Digitalisasi Bank Daerah, Peruri Sodorkan Berbagai Solusi Digital

JAKARTA – Di era kemajuan teknologi yang tersebut terus melaju pesat, digitalisasi juga semakin merambah pada sektor perbankan wilayah . Untuk menggalang perubahan struktural ini, diperlukan solusi yang tersebut tidaklah hanya sekali inovatif, tetapi juga aman serta andal.
Dalam memperkuat sistem ekologi keuangan yang digunakan lebih banyak modern, PERURI hadir di Diskusi Asosiasi Bank Pembangunan Daerah (ASBANDA) pada Kamis (23/1) di area Bali, menghadirkan berbagai solusi digital yang mana dapat membantu Bank Pembangunan Daerah (BPD) beradaptasi dengan era metamorfosis digital.
Pada forum ini, PERURI menghadirkan berbagai perubahan yang dapat meningkatkan keamanan kegiatan perbankan, di dalam antaranya adalah Tanda Tangan Elektronik, Meterai Elektronik, Graph Analytic, juga solusi Digital Security lainnya. PERURI juga memperkenalkan komoditas Smartcard berbasis smart chip yang dimaksud lebih besar aman juga terenkripsi untuk meningkatkan daya saing bank tempat pada era digital.
Transformasi digital pada dunia perbankan tidak semata-mata tentang teknologi, tetapi juga tentang pembaharuan perilaku pengguna.
Data menunjukkan bahwa 98,3% publik memiliki perangkat mobile yang mana dilengkapi program digital termasuk chat apps (96,5%), media sosial (96,3%), serta banking apps (39,2%). Adanya tren ini menciptakan operasi perbankan digital akan semakin meningkat, lalu keamanan digital menjadi prioritas utama.
“PERURI hadir menggalang BPD guna menguatkan habitat perbankan digital yang dimaksud aman serta efisien. Dengan hadirnya teknologi Fraud Detection dari Peruri Graph Analytic, layanan ini mampu mendeteksi pola kegiatan mencurigakan, mengidentifikasi anomali di perilaku pengguna, dan juga memberikan insight mendalam terhadap aktivitas keuangan yang berisiko tinggi,” ucap A. Mesa Tiar Dyastama, Head of Channel Management Department PERURI.

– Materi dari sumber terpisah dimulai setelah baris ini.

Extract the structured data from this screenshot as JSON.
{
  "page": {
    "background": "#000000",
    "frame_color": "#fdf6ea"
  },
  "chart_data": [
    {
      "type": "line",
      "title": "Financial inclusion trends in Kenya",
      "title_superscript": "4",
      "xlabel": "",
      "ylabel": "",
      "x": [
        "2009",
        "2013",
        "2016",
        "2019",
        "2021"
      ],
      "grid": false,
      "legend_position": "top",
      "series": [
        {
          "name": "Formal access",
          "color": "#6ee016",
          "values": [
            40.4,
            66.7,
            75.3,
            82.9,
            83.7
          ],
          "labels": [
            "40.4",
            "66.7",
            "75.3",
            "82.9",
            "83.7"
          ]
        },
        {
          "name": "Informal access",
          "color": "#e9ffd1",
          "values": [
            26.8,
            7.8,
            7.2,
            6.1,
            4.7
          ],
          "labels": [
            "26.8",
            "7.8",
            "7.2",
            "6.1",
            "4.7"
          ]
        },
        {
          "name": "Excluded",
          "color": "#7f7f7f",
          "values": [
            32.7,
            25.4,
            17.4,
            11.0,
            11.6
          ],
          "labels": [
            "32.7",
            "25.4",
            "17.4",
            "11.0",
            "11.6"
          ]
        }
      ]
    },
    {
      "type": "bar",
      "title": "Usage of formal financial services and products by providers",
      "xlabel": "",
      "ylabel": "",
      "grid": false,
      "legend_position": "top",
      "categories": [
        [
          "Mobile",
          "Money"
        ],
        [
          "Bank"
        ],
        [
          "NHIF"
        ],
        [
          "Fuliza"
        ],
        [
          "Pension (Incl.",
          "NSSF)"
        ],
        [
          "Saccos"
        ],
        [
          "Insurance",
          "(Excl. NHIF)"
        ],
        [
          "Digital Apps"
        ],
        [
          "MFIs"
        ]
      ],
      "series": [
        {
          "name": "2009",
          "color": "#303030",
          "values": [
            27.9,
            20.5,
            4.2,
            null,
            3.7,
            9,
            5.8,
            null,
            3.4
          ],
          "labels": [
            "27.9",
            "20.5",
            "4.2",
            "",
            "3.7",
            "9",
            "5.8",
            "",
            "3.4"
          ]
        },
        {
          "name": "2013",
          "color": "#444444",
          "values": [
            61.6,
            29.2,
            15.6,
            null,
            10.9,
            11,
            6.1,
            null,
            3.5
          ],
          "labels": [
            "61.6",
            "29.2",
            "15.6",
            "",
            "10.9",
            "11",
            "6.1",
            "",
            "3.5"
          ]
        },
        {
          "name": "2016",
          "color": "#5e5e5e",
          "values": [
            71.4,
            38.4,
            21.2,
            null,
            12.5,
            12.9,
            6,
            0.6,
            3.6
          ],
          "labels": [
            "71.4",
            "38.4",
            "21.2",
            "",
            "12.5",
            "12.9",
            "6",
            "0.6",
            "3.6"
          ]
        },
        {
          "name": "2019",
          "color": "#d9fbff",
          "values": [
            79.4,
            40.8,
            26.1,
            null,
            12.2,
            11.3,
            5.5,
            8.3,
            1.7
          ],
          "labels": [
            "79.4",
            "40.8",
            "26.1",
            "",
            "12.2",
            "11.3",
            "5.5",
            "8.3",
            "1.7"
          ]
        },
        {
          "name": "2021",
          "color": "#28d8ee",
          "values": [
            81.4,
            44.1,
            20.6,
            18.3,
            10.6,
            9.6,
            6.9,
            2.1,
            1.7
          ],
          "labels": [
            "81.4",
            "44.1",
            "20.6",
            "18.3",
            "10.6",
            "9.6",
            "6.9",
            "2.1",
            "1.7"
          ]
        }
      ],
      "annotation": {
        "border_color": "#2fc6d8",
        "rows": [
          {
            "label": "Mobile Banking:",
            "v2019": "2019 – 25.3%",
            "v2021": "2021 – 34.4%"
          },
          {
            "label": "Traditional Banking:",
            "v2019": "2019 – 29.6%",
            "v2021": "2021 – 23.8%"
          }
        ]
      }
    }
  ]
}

“Peruri Graph Analytics menyuguhkan analisis berbasis data yang dimaksud canggih, yang mana dapat membantu BPD pada mengurangi fraud sejak dini, meningkatkan kepatuhan terhadap regulasi, dan juga meningkatkan kekuatan sistem keamanan digital perbankan,” tambah Mesa.
Direktur Eksekutif ASBANDA, Wimran Ismaun menyatakan “Keamanan siber menjadi salah satu tantangan utama bagi perbankan area di dalam era digital. Meningkatnya proses digital dapat menjadi ancaman terhadap keamanan data kemudian permasalahan yang tersebut semakin kompleks.”
Peran PERURI di Wadah ASBANDA 2025 mendapat sambutan positif dari berbagai perwakilan BPD yang mana hadir. Melalui solusi dan juga barang digital, PERURI hadir menjadi mitra strategis bagi BPD pada menghadirkan layanan perbankan yang lebih besar modern, aman, kemudian tepercaya di area era digital.
Para partisipan forum terlibat berdiskusi mengenai implementasi teknologi keamanan digital guna meningkatkan layanan untuk masyarakat. Solusi digital PERURI menjadi elemen penting di memverifikasi keamanan kegiatan di dalam era digital ketika ini, seiring meningkatnya operasi e-commerce, digital banking, serta uang elektronik.